Create a Kubernetes ConfigMap for your prompt. This will ensure that it's stored within Etcd to be used later and more importantly, you can attach it to other Agents.

kubectl create configmap my-sre-prompt \
  --namespace kagent \
  --from-file=prompt=/tmp/sre-prompt.txt

Ensure that the ConfigMap exists.

kubectl get configmap my-sre-prompt -n kagent -o yaml

With the prompt in place, let's move on to Agent Skills.

Agent Skills

When you give an Agent a prompt, it has specialized instructions. For example, within the prompt, it could say something like "ensure to have the most up-to-date SRE knowledge", which means your Agent will most likely do some type of web search.

Here's the problem: you have no idea what the web search is going to pull up. It could pull a blog post from 10 years ago that has nothing to do with the current SRE landscape.

Because of that, incorporating Agent Skills is how to ensure that your Agent has the exact information it needs when performing an action. Agent Skills can consist of a SKILL.md file, which has a vast amount of specialized information, example code, and references (URLs, PDFs, etc.).

An example SRE skill that I built, which you can find here, includes when the Skill should be invoked, its core principles, tasks, communication style, and many other key aspects to ensuring a proper Agentic SRE outcome.

The Skill will be used in the next section.

The Agent Build

With a proper Prompt and Agent Skill, you can now build your specialized Agent. There would typically be a third step, which is to build an MCP Server, but kagent comes out of the box with dedicated MCP Server Tools for things like observability and Kubernetes, so you can use those.

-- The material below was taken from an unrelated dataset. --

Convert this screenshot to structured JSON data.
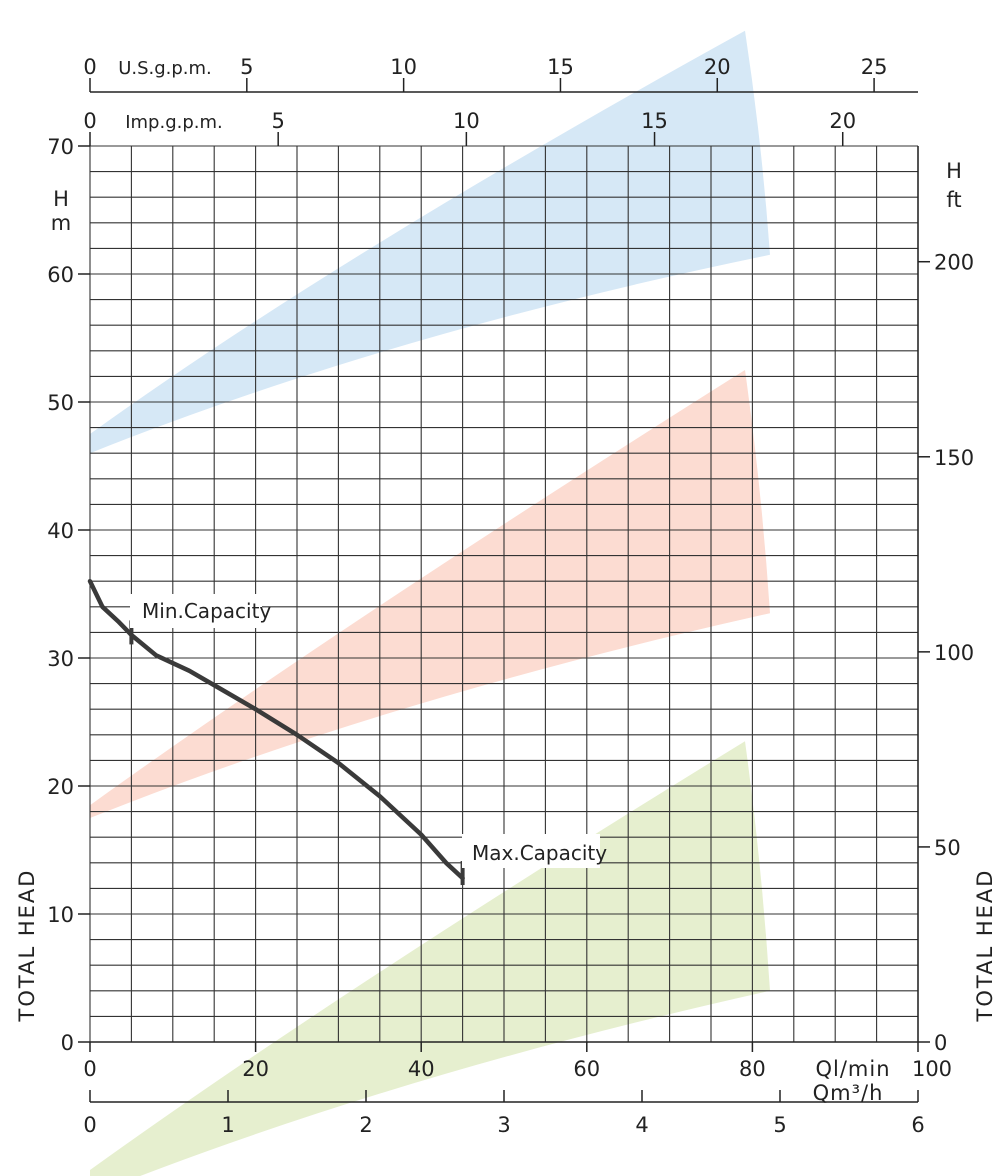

Create a secret with your LLM provider's API key.

export ANTHROPIC_API_KEY=

kubectl create secret generic kagent-anthropic --from-literal=ANTHROPIC_API_KEY=$ANTHROPIC_API_KEY -n kagent

Create a Model Config, which is the configuration that the Agent will use to implement an LLM for said Agent.

kubectl apply -f - <<EOF
apiVersion: kagent.dev/v1alpha2
kind: ModelConfig
metadata:
  name: anthropic-model-config
  namespace: kagent
spec:
  apiKeySecret: kagent-anthropic
  apiKeySecretKey: ANTHROPIC_API_KEY
  model: claude-opus-4-7
  provider: Anthropic
  anthropic: {}
EOF

Create an Agent. This Agent includes the Go runtime, your system prompt that you saved within the ConfigMap, Agent Skills for SRE, and MCP Server tools that will help troubleshoot k8s environments.

kubectl apply -f - <<EOF
apiVersion: kagent.dev/v1alpha2
kind: Agent
metadata:
  name: sre-agent
  namespace: kagent
spec:
  description: An SRE and observability agent for cloud-native environments
  type: Declarative
  declarative:
    runtime: go
    modelConfig: anthropic-model-config
    promptTemplate:
      dataSources:
        - kind: ConfigMap
          name: my-sre-prompt
    systemMessage: |-
      You're a friendly and helpful agent that uses the Kubernetes tool to help for SRE related k8s tasks.

      {{include "my-custom-prompts/k8s-specific-rules"}}
    tools:
    - type: McpServer
      mcpServer:
        name: kagent-tool-server
        kind: RemoteMCPServer
        toolNames:
        - k8s_describe_resource
        - k8s_get_pod_logs
        - k8s_get_events
        - k8s_execute_command
        - k8s_get_resources
        - k8s_get_resource_yaml
  skills:
    gitRefs:
      - url: https://github.com/AdminTurnedDevOps/agentic-demo-repo.git
        ref: main
        path: production-demos/your-sre-agent/sre-skill
EOF

You should now be able to see and use this Agent within kagent.